Hanya pada Tahap Mahayana Sistem Pembalikan Muncul - MTL - Chapter 182
Bab 182: Kelahiran Bu Jing
Bab 182: Bab 181: Kelahiran Bu Jing
Seluruh kejadian itu bermula dari hal sepele.
Seorang murid dari Keluarga Bu dan beberapa murid dari keluarga bangsawan lainnya di Kota Bu Wu sedang minum-minum dan terpikat oleh kecantikan seorang penyanyi. Baik murid dari Keluarga Bu maupun murid bangsawan lainnya mengungkapkan perasaan cinta mereka kepada penyanyi tersebut, masing-masing berniat untuk membebaskannya.
Dibutuhkan sejumlah uang yang cukup besar untuk membebaskannya, dan karena itu kedua murid tersebut mulai menumpuk uang kertas perak di atas meja, bersaing untuk melihat siapa yang memiliki lebih banyak uang dan dengan demikian berhak untuk mengklaimnya.
Pada akhirnya, jumlah yang terkumpul lebih dari cukup untuk membeli sepuluh penyanyi wanita, apalagi hanya satu.
Salah satu murid bangsawan mengakui kekalahan, karena tidak mampu melampaui yang lain dalam hal kekayaan.
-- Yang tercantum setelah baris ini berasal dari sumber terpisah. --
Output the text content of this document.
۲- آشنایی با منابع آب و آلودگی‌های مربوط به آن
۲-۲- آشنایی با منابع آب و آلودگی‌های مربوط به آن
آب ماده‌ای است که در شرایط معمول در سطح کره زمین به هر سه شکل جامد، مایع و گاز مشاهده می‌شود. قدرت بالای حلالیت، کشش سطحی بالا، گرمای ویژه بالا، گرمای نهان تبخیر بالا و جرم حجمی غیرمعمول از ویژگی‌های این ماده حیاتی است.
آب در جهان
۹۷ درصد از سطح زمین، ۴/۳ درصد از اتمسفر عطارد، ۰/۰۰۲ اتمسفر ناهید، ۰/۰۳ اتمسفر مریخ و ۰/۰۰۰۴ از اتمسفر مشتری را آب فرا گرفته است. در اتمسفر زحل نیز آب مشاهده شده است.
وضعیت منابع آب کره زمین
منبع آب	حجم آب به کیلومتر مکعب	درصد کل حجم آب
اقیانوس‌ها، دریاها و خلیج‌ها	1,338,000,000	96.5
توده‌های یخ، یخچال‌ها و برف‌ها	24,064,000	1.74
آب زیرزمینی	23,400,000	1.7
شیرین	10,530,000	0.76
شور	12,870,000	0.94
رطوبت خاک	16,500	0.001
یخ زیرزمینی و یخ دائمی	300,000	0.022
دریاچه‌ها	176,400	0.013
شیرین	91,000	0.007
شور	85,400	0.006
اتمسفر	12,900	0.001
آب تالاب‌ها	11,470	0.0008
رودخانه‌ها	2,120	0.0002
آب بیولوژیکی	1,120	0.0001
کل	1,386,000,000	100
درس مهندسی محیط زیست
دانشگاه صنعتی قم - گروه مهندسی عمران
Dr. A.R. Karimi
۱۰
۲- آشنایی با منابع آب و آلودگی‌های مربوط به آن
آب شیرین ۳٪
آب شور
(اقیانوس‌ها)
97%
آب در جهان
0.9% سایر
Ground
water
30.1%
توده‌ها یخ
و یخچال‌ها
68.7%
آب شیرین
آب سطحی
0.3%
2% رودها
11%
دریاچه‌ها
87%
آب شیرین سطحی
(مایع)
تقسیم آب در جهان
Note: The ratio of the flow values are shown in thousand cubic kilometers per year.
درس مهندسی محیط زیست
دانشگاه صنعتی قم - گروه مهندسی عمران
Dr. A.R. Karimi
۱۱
Karena frustrasi, mereka terlibat perkelahian, mengakibatkan seluruh lantai berantakan dan keduanya mengalami luka parah.
Ketua Klan Keluarga Bu dan Ketua Klan Keluarga Aristokrat lainnya, setelah mendengar tentang kejadian ini, bertekad untuk memastikan keadilan bagi anggota klan mereka masing-masing.
Di dunia di mana setiap orang berlatih seni bela diri, keadilan ditegakkan melalui tinju.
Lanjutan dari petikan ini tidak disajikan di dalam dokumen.